Gazete sayfalarını açın, bakın. Kendinizdeki üretim mekanizmasının nasıl ve ne şekilde olduğuna karar verin.

Görünen şu ki, fındık kabuğunu bile dolduramayan bilgileri içeren konularla vakit geçirmekteyiz.
Beyaz ekranın da, yazılı basından aşağı kalır tarafı yok ki..
Gayesiz haberler, hiç bir üreticilik belirtisi taşımayan programlar; yok denebilecek kadar az sayıda belgesel yayın, bunun yanı sıra her gün bir yenisinin eklendiği, milyarlar harcanarak hazırlanmış, herhangi bir iz  bırakmayan, reytingi yüksek, bol reklam alabilen diziler...
Bunların herhalde farkındasınızdır!..

Bu kısır döngü içinde, iki bakanın adını bile söyleyemeyecek durumda olan toplum fertlerinin, en az beş mankenin ismini rahatlıkla sıralayabildiğine tanık olabilirsiniz.
Ayrıca, pek çok ünlünün hayatı sanki bir hüner gibi takip edilmekte...
Şöhretli sanatçıların açık veya kapalı mekânlardaki şovlarına bir göz atın. Üstünü başını yırtanlar, ağlayanlar, koşup yaşlı gözlerle,
“bilmem ne türküsünü“ mırıldanan şarkıcının boynuna, bir daha bırakmayacakmışçasına sarılıp doyasıya öpenler...
Bunlar neyin göstergesidir?
İzah edebilir misiniz?
Bilinçsizliğin, tükenmişliğin savrukluğun, avareliğin bu kadarı herhalde görülmemiştir!..
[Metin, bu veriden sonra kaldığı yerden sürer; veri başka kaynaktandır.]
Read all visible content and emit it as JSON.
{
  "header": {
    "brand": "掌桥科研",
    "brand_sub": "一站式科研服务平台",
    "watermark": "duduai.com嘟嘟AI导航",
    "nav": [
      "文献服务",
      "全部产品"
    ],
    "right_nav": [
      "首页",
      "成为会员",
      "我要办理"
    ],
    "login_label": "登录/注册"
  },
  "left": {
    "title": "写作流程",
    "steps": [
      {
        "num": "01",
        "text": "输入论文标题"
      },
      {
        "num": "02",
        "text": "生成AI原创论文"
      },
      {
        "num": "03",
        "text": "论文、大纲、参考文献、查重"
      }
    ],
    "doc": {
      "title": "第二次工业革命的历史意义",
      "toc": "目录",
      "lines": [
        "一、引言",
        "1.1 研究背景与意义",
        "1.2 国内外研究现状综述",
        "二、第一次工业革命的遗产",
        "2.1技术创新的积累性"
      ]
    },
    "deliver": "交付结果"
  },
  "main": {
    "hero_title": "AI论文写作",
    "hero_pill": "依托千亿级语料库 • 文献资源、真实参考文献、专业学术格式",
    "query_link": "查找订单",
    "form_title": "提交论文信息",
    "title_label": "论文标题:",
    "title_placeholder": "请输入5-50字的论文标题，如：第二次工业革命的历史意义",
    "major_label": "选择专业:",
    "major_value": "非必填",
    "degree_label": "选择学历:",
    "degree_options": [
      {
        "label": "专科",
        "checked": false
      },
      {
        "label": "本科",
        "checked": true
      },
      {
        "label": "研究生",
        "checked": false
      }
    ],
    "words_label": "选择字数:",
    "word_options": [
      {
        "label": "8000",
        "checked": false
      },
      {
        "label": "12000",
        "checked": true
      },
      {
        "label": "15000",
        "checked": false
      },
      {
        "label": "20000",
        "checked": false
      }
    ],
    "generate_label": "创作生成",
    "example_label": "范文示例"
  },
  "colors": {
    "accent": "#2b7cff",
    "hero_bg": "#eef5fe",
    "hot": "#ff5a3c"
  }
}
Ya spor müsabakalarında birlik, bütünlük ve dayanışma içinde olduğumuz mesajını veren İstiklâl marşının akabinde, tarafların düşmanlık derecesine varan tutarsız davranışlarını nasıl değerlendiriyorsunuz?
Lig maçları, UEFA, şampiyonlar ligi karşılaşmaları nedeniyle ekranları kaplayan ve saatlerce devam eden yorumlar, çıkar suçlamaları...Sızlanmanın anlamı yok.

Bütün bunlar da üretimsiz yaşamın tabi sonuçlarıdır.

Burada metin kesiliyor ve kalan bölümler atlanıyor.